11.03.09 Le Potentiel : Cinq questions à Serge Bile

1. Vous attendiez la première visite du pape Benoît XVI en Afrique pour sortir votre livre?

Non. J’ai rencontré Ignace Audifac lors d’une conférence à Rome début 2005. Nous partagions la même idée: écrire sur les trois papes africains de l’Histoire, Victor 1er (189­199), Miltiades (311-314), tous deux d’origine nord-africaine, et Gélase 1er (492-496), né à Rome de parents africains, alors que l’on commençait à évoquer l’idée d’un pape noir pour succéder à Jean-Paul II. Il m’a présenté quelqu’un qui nous a remis le télégramme envoyé par l’ambassadeur de Grande-Bretagne au Saint­Siège, sir d’Arcy Osborne, au commandement des forces alliées en 1944. Ce courrier demandait, sur requête de Pie XII, qu’aucun soldat noir ne soit déployé à Rome pour la libération. Cela nous a donné envie d’enquêter sur le racisme au Vatican à travers les siècles, ainsi que sur la vie des religieux africains dans la capitale italienne.

2. On doit néanmoins à Pie XII la nomination du Béninois Bernardin Gantin à la tête de l’évêché de Cotonou, fai­sant de lui le premier Noir à diriger, à 34 ans, un diocèse dans toute l’Afrique de l’Ouest…

C’est vrai. Mais cette nomination fut une réponse à la protestation d’un groupe de séminaristes antillais et africains, faisant leurs études à Rome, qui ont publié en 1956 un livre retentissant, Les prêtres noirs s’interrogent, pour dénoncer le manque de considération du Vatican à leur égard. En fait, Pie XII a toujours eu une attitude ambiguë. Quand il était nonce apostolique en Allemagne, il s’est associé à la campagne internationale de dénigrement, orchestrée par les nazis, de soldats noirs de l’armée française accusés d’être des violeurs et de répandre la syphilis. Ce n’est pas le seul pape à avoir eu des positions critiquables. Pie XI n’a lui, rien trouvé à redire aux lois raciales adoptées par Mussolini contre les Noirs en Italie et a fait marche arrière, après avoir dénoncé les exactions de l’armée italienne en Éthiopie, de peur de s’attirer les foudres du Duce.

3. Vous écrivez «l’Église est humaine jusque dans la curie». La hiérarchie serait donc elle aussi minée par le racisme ordinaire?

Ce n’est pas moi qui le dis. C’est l’ancien secrétaire de Gantin, l’évêque béninois Paul Vieira. Voir un Noir gravir les échelons est difficilement accepté en Italie. Gantin, comme l’évê­que zaïrois Emery Kabongo, secrétaire particulier de Jean-Paul II, ont subi l’hostilité de prélats et citoyens européens qui n’ont aucune considération pour les ecclésiastiques africains ou asiatiques. Certains ont reçu des insultes, des courriers xénophobes et ont même été agressés par des inconnus, comme Kabongo, dans un passé récent.

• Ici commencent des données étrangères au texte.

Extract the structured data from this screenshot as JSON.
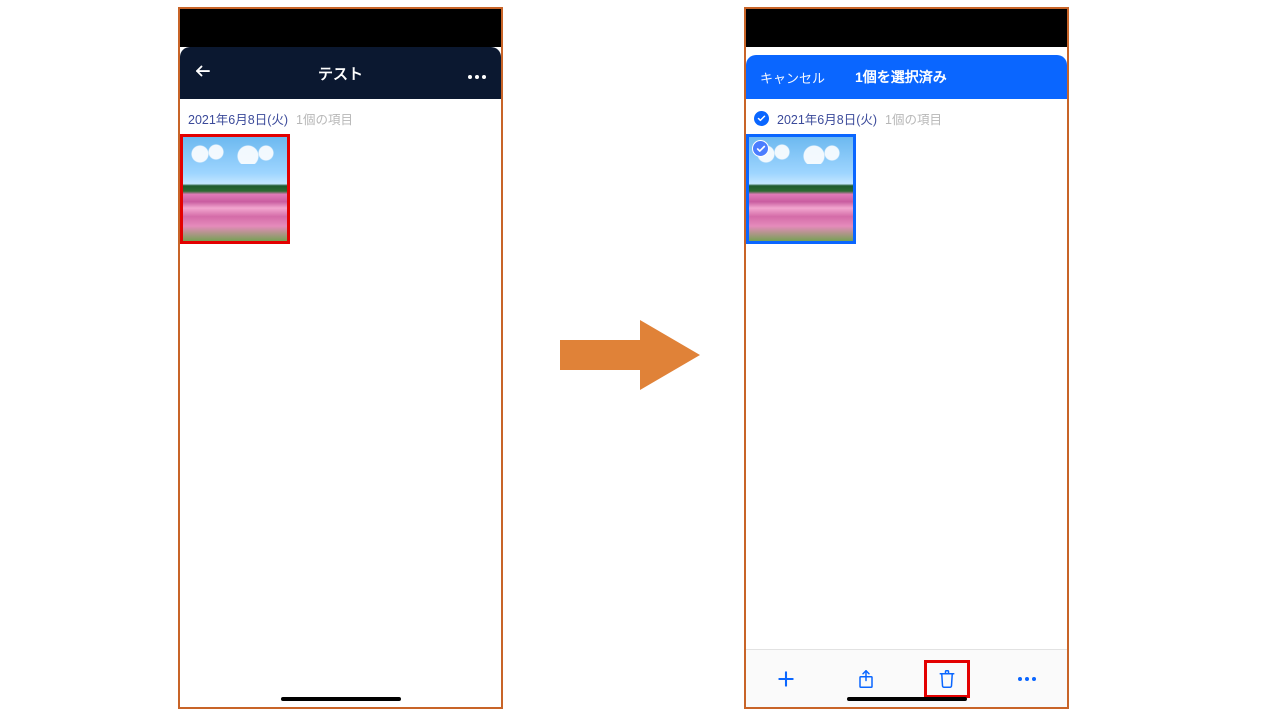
{
  "left": {
    "header": {
      "title": "テスト"
    },
    "section": {
      "date": "2021年6月8日(火)",
      "count": "1個の項目"
    }
  },
  "right": {
    "header": {
      "cancel": "キャンセル",
      "title": "1個を選択済み"
    },
    "section": {
      "date": "2021年6月8日(火)",
      "count": "1個の項目"
    },
    "toolbar": {
      "add": "add-icon",
      "share": "share-icon",
      "trash": "trash-icon",
      "more": "more-icon"
    }
  }
}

Gantin avait confié que les prélats africains devaient en faire deux fois plus pour être reconnus.

4. Autre révélation de votre ouvrage: il y aurait une centaine de prêtres africains« clochards» à Rome…

Ces prêtres, qui viennent compléter leur formation dans la capitale romaine, sont envoyés par leurs évêques avec une bourse qui suffit à peine pour payer leur nourriture et leur loyer. Ils sont amenés à faire des petits boulots, comme célébrer des messes dans les familles au détriment de leurs cours. Si bien que certains ne parviennent pas à finir leurs études et restent sans pouvoir renouveler leur carte de séjour.

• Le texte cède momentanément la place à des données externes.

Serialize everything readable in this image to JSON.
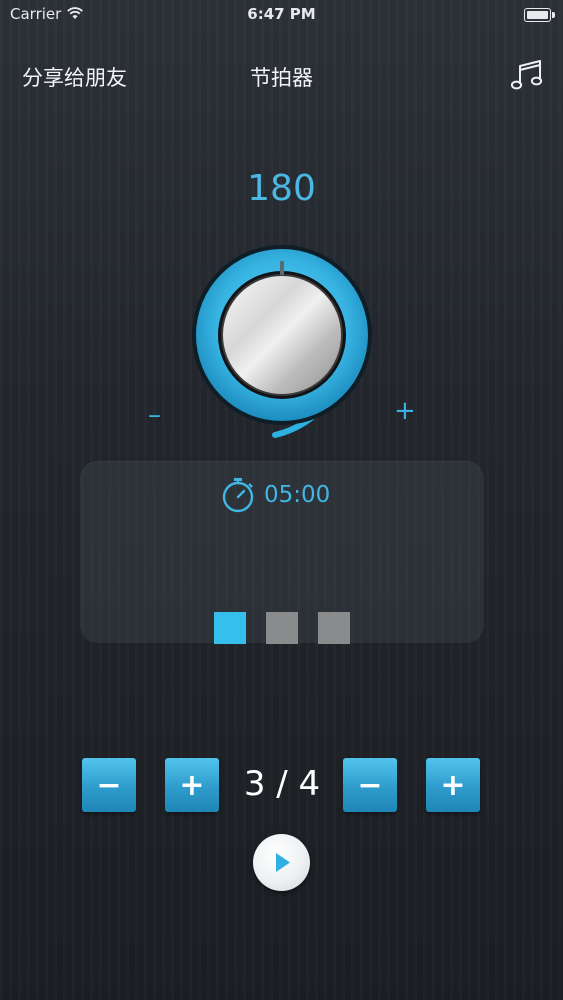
{
  "status_bar": {
    "carrier": "Carrier",
    "time": "6:47 PM"
  },
  "nav": {
    "share_label": "分享给朋友",
    "title": "节拍器",
    "music_icon": "music-notes-icon"
  },
  "tempo": {
    "bpm": "180",
    "decrease_symbol": "–",
    "increase_symbol": "+"
  },
  "timer": {
    "icon": "stopwatch-icon",
    "value": "05:00"
  },
  "beats": {
    "count": 3,
    "active_index": 0,
    "active_color": "#35c0eb",
    "inactive_color": "#8a8b8d"
  },
  "time_signature": {
    "value": "3 / 4",
    "beats_minus": "−",
    "beats_plus": "+",
    "note_minus": "−",
    "note_plus": "+"
  },
  "colors": {
    "accent": "#3fb6e3"
  },
  "controls": {
    "play_icon": "play-icon"
  }
}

5. Une cinquantaine de sœurs seraient également «en délicatesse avec leur vocation »…

Le sujet est tabou. Nous avons eu un mal fou à trouver des personnes qui ont bien voulu nous parler. Mais il y a effectivement des religieuses noires qui exercent le plus vieux métier du monde pour 50 ou 100 euros auprès d’hommes d’affaires mais aussi de prêtres blancs ou noirs. Cela pose le problème de la vocation. Beaucoup de filles entrent dans les ordres en Afrique pour échapper à la misère. Arrivées en Italie, elles se retrouvent souvent sans moyens, corvéables à merci. Elles ne résistent pas toujours aux avances d’un prêtre ou d’un évêque. Le Vatican n’est bien évidemment pas complice. Mais, dans certains cas, les autorités ferment les yeux. Il y a une filière congolaise que l’on peut difficilement ne pas connaître à Rome…

Tirées de Jeune Afrique, n°2512, du 1er au 7 mars 2009

Auteur du livre « Et si Dieu n’aimait pas les Noirs ».